Viterbo – “Nella Tuscia quasi la metà della superficie agricola è occupata da pannelli fotovoltaici”. Ad affermarlo è Coldiretti in occasione della Giornata della terra che si celebra oggi, 22 aprile.
“Il consumo di suolo fertile brucia in Italia 1 miliardo di euro di cibo all’anno, con cementificazione e fotovoltaico selvaggio che erodono migliaia di ettari di terreni agricoli aggravando la dipendenza alimentare dell’Italia dall’estero”. Un quadro che emerge da una stima Coldiretti su dati Crea-Ispra.
“Guerre e pandemia non hanno fermato il consumo di suolo che, secondo l’ultimo rapporto Ispra, anzi, ha accelerato arrivando a ‘cancellare’ 76,8 km quadrati ettari di terreni, alla velocità di 2,4 metri quadrati al secondo”, specifica Coldiretti.
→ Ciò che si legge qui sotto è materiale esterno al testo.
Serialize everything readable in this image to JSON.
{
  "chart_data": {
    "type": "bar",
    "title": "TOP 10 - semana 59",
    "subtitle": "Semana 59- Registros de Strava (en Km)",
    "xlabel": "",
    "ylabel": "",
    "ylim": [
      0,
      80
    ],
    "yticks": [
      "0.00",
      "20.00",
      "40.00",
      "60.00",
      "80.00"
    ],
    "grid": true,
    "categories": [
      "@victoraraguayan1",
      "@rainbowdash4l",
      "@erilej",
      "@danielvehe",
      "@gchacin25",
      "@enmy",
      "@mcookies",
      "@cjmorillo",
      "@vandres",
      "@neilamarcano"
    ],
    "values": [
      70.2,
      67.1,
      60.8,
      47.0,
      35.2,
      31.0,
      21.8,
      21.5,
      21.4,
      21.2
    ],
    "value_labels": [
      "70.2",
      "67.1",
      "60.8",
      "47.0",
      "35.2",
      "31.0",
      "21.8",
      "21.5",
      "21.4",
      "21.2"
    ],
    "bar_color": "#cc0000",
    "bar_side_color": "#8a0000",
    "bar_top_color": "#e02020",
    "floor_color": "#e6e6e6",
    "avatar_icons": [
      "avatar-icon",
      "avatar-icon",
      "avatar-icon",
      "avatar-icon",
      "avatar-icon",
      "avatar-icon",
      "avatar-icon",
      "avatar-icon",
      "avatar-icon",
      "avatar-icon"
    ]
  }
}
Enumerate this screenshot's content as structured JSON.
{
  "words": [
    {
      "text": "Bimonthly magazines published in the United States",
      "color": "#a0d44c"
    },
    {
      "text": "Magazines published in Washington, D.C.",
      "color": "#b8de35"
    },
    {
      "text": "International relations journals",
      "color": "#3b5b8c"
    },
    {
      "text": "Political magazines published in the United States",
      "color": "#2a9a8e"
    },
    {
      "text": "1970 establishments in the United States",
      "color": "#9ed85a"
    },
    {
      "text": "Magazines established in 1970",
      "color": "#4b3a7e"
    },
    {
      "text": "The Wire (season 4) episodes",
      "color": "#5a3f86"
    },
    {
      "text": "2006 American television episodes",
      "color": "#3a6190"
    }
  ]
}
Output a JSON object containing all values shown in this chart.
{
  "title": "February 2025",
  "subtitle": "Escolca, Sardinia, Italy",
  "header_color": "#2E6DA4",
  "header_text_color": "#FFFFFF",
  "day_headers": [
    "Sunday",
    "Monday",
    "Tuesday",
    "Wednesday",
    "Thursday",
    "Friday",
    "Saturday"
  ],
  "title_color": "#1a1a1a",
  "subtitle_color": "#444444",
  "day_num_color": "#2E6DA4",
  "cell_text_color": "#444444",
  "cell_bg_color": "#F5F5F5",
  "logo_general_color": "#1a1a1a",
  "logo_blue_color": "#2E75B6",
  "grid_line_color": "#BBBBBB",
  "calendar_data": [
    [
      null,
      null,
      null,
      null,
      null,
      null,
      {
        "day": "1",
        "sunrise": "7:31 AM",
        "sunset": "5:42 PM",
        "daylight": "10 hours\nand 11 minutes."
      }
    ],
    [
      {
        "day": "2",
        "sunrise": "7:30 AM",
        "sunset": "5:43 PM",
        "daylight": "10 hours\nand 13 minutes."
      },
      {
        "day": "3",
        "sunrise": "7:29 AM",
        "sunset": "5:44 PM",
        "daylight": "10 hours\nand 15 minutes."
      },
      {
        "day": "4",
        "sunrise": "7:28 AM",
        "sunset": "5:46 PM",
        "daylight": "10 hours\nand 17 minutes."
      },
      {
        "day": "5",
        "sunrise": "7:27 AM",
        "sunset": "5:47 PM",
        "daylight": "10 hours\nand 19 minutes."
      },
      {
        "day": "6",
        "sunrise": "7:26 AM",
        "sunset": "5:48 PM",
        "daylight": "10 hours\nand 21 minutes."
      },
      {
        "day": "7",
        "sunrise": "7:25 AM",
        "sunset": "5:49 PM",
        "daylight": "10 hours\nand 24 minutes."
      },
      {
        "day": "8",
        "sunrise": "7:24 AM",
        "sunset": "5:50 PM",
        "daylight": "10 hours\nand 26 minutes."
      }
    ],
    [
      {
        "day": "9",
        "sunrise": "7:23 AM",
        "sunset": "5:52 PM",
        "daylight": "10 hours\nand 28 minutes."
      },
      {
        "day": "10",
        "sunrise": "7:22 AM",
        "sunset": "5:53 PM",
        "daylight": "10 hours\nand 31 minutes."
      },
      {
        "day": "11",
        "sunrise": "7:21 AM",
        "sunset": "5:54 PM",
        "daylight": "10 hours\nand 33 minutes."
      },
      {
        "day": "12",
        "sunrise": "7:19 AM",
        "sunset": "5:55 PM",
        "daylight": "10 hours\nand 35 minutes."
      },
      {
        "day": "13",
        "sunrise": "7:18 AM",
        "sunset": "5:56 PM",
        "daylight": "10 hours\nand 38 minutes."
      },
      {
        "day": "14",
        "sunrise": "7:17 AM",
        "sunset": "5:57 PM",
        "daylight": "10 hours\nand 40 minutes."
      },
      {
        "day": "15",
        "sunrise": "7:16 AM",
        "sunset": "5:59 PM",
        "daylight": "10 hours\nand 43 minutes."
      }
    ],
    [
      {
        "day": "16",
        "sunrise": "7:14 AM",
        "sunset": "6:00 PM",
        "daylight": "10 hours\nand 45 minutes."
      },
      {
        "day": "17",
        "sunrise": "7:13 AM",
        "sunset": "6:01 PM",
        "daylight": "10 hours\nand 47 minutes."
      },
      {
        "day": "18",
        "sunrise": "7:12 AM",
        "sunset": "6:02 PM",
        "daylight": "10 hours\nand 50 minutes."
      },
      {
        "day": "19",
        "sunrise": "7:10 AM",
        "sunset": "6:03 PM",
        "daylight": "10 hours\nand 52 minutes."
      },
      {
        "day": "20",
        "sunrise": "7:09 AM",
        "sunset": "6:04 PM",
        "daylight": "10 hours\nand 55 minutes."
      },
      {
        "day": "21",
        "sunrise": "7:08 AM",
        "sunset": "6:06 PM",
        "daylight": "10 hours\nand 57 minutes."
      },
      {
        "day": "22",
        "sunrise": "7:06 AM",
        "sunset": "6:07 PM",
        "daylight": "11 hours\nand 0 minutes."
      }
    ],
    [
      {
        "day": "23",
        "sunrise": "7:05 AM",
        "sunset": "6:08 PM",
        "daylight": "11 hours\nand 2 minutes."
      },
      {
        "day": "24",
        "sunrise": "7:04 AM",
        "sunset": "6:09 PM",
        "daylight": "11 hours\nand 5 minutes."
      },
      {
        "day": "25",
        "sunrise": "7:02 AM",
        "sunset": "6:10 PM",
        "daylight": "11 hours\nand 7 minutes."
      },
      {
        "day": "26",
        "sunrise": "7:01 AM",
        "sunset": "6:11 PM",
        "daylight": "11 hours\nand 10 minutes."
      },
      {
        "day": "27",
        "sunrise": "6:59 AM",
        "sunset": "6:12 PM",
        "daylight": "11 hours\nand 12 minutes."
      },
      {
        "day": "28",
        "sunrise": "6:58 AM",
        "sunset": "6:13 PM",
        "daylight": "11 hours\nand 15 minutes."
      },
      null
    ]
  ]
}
Che aggiunge: “Un dato in aumento del 10% rispetto all’analisi precedente e che ci dicono che, complessivamente, le superfici occupate ammontano a poco meno di 2,2 milioni di ettari (il 7,14 % del totale nazionale). Ai danni causati dalla cementificazione, si stanno aggiungendo quelli del fotovoltaico selvaggio con la copertura di intere aree agricole produttive con distese di ettari di pannelli a terra. Impianti spesso realizzati da fondi di investimento speculativi e resi possibili da un far west normativo che deriva dall’assenza di regole di governo del territorio”.
Poi il focus sulla Tuscia. “La provincia di Viterbo – specifica Coldiretti -, rappresenta un caso simbolo, dove gli agricoltori della Coldiretti stanno lottando contro la realizzazione di nuovi impianti fotovoltaici a terra e di pale eoliche in una situazione in cui quasi la metà della superficie agricola utilizzata in provincia è stata già occupata dai pannelli”.
“Al contrario la Coldiretti – aggiunge la nota – sostiene un modello di transizione energetica che vede le imprese agricole protagoniste attraverso, ad esempio, le comunità energetiche, gli impianti solari sui tetti e l’agrivoltaico sostenibile e sospeso da terra che consentono di integrare il reddito degli agricoltori con la produzione energetica rinnovabile, con una ricaduta positiva sulle colture e sul territorio”.
“L’erosione di terreni fertili mette oggi a rischio la sovranità alimentare del paese ed è necessario invertire la rotta, mettendo finalmente dei paletti al fotovoltaico selvaggio – ha dichiarato il presidente della Coldiretti Ettore Prandini –. Un altro passo essenziale è accelerare sull’approvazione della legge sul consumo di suolo che potrebbe dotare l’Italia di uno strumento all’avanguardia per la protezione del suo territorio”.